Fable satirique, c’est une parodie farcesque, violente dans sa dénonciation des injustices et des iniquités. Le message symbolique de cette «nouvelle opérette-opéra populaire» de Brecht et Weill revient implicitement à la critique acerbe d’une bourgeoisie hypocrite, compromise dans l’invention des mécanismes du capitalisme.
Les conseils pragmatiques de Macheath, dit Mackie-le-Surineur, fusent, portés par la niaque de Frédéric Cherboeuf, au mieux de sa forme : «Qu’est-ce qu’un passe-partout comparé à une action de société anonyme ? Qu’est-ce que le cambriolage d’une banque, comparé à une fondation de banque ? Qu’est-ce que tuer un homme, comparé au fait de lui donner un travail rétribué ? »
Alain Éloy joue Peachum, roi des mendiants, et dessine une figure baroque et dansante de fieffée canaille. Quant à sa fille, Molly Peachum, (Valérie Dablemont), elle se révèle petite diablesse facétieuse et joyeuse, lutine chatoyante et acidulée.
Dans L’Opéra de Quat’sous, «L’homme est un loup pour l’homme » qui vit de l’exploitation de l’homme, en oubliant encore qu’il est lui-même homme. Vincent Goethals s’inspire du film-culte de Stanley Kubrick, Orange mécanique, et transpose l’action dans une futuriste et décadente Angleterre stylisée des années 70/80.
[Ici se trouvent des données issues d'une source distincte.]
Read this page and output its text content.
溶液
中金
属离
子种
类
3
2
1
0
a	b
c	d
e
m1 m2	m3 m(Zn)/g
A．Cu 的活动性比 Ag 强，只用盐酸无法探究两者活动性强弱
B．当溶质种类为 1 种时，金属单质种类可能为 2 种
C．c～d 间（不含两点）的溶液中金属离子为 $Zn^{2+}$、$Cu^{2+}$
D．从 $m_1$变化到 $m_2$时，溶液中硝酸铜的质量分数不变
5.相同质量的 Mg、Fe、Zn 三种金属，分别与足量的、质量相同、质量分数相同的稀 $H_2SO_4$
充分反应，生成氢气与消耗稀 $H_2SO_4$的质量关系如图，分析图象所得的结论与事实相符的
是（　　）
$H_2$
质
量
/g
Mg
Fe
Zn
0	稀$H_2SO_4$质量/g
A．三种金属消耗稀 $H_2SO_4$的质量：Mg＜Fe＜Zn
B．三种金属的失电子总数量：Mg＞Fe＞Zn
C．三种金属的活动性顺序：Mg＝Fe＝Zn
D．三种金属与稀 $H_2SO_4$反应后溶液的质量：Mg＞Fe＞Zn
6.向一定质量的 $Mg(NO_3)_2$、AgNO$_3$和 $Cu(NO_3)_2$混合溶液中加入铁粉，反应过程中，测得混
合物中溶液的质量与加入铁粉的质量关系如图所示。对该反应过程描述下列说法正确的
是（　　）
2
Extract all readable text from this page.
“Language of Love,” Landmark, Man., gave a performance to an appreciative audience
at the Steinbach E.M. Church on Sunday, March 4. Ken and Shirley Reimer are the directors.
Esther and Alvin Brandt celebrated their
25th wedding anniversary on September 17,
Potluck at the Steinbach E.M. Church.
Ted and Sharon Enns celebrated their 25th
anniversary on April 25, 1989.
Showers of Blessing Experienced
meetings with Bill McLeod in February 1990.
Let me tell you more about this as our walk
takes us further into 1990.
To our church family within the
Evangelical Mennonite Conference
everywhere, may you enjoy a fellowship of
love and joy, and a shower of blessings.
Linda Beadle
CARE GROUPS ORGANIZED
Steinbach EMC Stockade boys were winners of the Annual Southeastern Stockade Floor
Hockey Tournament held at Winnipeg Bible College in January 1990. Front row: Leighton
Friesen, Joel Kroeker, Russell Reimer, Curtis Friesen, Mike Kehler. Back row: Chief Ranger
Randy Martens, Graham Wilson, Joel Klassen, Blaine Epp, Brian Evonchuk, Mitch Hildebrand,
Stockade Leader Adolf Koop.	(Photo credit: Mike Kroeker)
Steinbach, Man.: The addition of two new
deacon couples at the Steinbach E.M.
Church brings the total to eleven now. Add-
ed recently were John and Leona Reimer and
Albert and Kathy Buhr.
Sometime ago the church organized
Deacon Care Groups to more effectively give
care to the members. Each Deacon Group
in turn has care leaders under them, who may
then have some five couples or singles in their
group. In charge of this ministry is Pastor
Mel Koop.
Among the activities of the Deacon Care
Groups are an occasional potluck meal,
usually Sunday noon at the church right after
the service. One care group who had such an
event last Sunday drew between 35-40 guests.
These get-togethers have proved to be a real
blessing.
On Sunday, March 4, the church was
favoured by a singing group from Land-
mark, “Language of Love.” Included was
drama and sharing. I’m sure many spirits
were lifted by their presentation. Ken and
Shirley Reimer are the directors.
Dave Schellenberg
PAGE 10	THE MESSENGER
Costumes blancs criards et m’as-tu-vu et coupe de cheveux jazzy pour les bandits ; guêpières, bas résille et body noirs pour les putes à perruque: le tableau est réaliste, tiré des vitrines des quartiers chauds d’Amsterdam, et des cabines des peep shows. Ici, à l’écoute festive de cette œuvre théâtrale et musicale, les deux inscriptions peintes sur le manteau d’arlequin, à jardin et à cour : «Par l’art» et «Pour l’humanité», résonnent à bon escient.
Le chef d’orchestre Gabriel Mattei évoque des références populaires : sonorités libres et jazzy – rythmes dansés, valse, tango, fox-trot, ballade et accents forains de trompette et d’accordéon, des miniatures glissant dans l’opéra politique et épique. L’alliance heureuse du théâtre, de la danse, de la musique et du chant, dans cette mise en scène soignée, tient beaucoup aussi au talent des vingt-trois interprètes, tous à la fois acteurs et chanteurs, professionnels ou amateurs. Sous la conduite énergique de la chef de chant Mélanie Moussay, attentive à la tenue des voix, le jeu physique choral est chorégraphié par Arthur Perole, sur un rythme cadencé et expressif, dispense les images de divertissement et de plaisir populaires.
Et, à la fin, au moment de l’ouverture magique du fond de scène, le public est émerveillé par le happy end de l’arrivée d’un messager royal à cheval, capeline dorée et étincelante sur la croupe cavalière, tout juste avant le moment ultime et fatidique de la pendaison du souteneur Mackie, longuement annoncée, puis annulée par miracle.
Brecht critique l’opéra comme institution sociale traditionnelle qui divertit la bourgeoisie cultivée. Pour le dramaturge engagé, les employés et ouvriers des classes moyennes devaient aussi naturellement entendre et goûter un spectacle, un plaisir sensuel.
Une mise en scène conviviale qui atteint net sa cible de divertissement….
Véronique Hotte
Théâtre du Peuple de Bussang, les 1, 2, 5, 6, 7, 8, 9, 12, 13, 14, 15, 16, 19, 20, 21, 22 août, en semaine à 19h45 et les dimanches à 15H.
Le texte de la pièce est publié chez L’Arche Éditeur.